Kutarik napasku perlahan, hanya untuk menenangkan hatiku. Tiba-tiba saja aku merasa jantungku berdetak lebih cepat dari biasanya. Kumainkan sapu tangan merah jambu yang kupegang sejak tadi. Aku memang selalu membawa sapu tangan itu, kemana pun aku pergi. Bukan apa-apa, sakit flu ku sudah hampir dua bulan ini belum sembuh-sembuh.

Melihat cowok itu tertunduk, aku segera mengalihkan pandanganku ke depan. Menatap hilir mudik para nelayan ikan yang mengayuh sampan mereka dengan sedikit terlihat lelah. Kami duduk dipinggiran sungai, di ujung kampung. Sebuah tempat yang indah dan menenangkan. Dari sini kami bisa melihat para nelayan yang sedang menjaring ikan disungai, dan juga melihat rumah-rumah penduduk, yang tersusun acak sepanjang pinggiran sungai, dari kejauhan. Aku dan beberapa orang teman memang sering nongkrong disini, hanya sekedar menghindari kesibukan kami dirumah.

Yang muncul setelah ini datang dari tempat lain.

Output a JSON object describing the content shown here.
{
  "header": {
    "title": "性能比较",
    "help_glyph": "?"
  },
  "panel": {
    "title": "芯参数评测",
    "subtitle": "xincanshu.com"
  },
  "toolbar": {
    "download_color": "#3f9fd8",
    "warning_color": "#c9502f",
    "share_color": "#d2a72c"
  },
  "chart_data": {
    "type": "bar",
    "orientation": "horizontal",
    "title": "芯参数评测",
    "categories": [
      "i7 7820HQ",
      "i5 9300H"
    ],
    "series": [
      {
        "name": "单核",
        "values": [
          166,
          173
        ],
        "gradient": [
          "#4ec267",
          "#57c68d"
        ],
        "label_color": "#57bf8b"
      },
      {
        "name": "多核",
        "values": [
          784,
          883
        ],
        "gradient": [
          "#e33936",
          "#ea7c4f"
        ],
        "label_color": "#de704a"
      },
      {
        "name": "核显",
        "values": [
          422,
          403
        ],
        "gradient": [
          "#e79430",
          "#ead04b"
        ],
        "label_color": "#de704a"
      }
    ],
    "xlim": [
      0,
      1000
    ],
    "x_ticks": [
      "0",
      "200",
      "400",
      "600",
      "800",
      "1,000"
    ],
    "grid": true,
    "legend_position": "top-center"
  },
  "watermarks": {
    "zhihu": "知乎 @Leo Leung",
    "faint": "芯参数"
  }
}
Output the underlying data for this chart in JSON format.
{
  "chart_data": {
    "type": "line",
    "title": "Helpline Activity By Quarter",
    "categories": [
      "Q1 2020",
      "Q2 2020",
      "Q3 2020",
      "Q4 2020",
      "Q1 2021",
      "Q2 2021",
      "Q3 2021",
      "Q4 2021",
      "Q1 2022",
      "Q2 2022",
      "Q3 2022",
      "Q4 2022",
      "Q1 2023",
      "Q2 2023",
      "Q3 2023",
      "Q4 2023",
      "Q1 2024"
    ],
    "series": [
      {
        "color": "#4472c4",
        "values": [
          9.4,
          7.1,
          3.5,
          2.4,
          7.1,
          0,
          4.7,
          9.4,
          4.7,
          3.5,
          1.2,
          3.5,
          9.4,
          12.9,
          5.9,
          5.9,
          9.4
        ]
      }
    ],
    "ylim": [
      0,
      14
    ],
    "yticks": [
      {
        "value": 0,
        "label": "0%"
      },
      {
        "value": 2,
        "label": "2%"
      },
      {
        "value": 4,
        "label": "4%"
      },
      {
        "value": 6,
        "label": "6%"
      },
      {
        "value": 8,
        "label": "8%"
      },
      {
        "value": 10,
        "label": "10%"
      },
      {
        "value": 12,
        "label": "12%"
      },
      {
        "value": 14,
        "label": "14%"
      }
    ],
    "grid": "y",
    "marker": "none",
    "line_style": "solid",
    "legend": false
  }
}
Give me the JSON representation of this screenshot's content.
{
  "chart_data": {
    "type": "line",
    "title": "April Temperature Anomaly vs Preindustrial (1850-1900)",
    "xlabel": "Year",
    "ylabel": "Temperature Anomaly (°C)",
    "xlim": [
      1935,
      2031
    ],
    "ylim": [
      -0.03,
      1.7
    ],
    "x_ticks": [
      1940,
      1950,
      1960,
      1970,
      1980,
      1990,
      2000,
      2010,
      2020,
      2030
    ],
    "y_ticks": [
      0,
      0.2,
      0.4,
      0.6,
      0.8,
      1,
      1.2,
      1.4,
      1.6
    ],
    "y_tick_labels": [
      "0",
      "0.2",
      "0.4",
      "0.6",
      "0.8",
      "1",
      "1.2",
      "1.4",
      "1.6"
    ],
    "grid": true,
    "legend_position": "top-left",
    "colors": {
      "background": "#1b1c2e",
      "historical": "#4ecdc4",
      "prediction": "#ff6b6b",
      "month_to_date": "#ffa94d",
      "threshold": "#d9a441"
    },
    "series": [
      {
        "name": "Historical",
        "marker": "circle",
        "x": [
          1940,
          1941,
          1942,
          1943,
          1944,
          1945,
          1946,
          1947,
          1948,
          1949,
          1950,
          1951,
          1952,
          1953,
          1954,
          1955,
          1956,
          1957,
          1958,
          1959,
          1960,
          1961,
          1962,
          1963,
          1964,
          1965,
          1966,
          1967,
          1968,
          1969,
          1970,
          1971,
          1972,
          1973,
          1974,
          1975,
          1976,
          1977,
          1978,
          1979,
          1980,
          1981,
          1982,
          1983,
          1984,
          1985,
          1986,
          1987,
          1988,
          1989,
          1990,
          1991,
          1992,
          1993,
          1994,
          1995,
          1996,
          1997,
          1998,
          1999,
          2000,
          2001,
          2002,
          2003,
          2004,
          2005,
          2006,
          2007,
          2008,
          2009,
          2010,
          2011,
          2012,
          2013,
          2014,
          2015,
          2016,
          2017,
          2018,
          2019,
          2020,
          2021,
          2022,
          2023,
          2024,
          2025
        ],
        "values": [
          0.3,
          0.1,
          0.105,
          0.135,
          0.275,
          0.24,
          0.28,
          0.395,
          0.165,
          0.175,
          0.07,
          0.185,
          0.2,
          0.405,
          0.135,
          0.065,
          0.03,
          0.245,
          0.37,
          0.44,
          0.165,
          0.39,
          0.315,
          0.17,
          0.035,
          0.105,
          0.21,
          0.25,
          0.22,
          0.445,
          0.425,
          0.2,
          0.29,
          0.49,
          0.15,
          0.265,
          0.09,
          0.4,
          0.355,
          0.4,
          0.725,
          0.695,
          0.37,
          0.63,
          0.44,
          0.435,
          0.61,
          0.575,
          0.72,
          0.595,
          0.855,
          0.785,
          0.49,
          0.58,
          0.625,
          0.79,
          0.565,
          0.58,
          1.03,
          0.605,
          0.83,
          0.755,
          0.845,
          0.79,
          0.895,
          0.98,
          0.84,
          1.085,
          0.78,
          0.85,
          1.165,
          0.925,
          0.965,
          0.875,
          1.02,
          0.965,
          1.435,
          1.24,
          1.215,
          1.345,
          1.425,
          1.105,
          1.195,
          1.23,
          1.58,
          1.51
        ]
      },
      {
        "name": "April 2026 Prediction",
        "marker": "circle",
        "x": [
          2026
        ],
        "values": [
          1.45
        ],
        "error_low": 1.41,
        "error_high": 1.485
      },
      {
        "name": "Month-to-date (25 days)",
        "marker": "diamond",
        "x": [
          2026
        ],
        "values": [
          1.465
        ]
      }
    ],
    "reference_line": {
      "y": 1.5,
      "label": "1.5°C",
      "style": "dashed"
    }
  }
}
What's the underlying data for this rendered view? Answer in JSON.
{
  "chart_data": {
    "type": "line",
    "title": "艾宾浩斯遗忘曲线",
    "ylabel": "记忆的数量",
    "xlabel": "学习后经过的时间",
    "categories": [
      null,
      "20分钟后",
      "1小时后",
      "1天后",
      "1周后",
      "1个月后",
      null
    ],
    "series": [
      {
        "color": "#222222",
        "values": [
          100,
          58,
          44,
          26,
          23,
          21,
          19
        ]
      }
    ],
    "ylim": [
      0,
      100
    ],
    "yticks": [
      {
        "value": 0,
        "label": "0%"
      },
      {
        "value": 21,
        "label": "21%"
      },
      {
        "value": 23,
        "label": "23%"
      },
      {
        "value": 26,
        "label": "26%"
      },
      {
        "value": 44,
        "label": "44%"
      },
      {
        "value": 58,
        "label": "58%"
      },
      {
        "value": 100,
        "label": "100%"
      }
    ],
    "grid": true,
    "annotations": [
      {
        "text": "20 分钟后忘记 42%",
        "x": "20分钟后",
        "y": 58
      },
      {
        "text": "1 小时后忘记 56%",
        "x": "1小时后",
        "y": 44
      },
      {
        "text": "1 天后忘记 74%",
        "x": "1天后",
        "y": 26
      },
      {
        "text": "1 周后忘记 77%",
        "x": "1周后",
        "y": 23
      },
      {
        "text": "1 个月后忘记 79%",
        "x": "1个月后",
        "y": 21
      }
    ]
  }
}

Cowok itu masih tertunduk.
"sekarang terserah kamu, Mar." suara berat cowok itu terdengar lagi, "yang penting aku sudah ungkapkan semuanya.."
"aku bingung, Am..." hanya itu yang keluar dari mulut keringku. Matahari memang cukup menyengat sore itu.
Am, cowok itu, sedikit mengangkat kepalanya keatas dan menatapku lembut. Tatapan yang begitu mempesona bagiku. Mata sendu cowok itu, mampu memikat cewek mana pun yang ia inginkan. Aku mengagumi mata itu.
"kenapa?" tanyanya.
"kemarin aku bertemu Izul." balasku ringan, kulihat Am mengerutkan kening.
"lalu?" tanyanya lagi, seperti penasaran, "bukannya kalian sudah lama putus?" lanjutnya.
"dia ingin kami balikan lagi.."
"kamu masih mencintainya?"
"entahlah, Am. Aku bingung dengan perasaanku sekarang..." balasku, sambil membersit hidungku yang berair. Kusapu hidungku dengan sapu tangan.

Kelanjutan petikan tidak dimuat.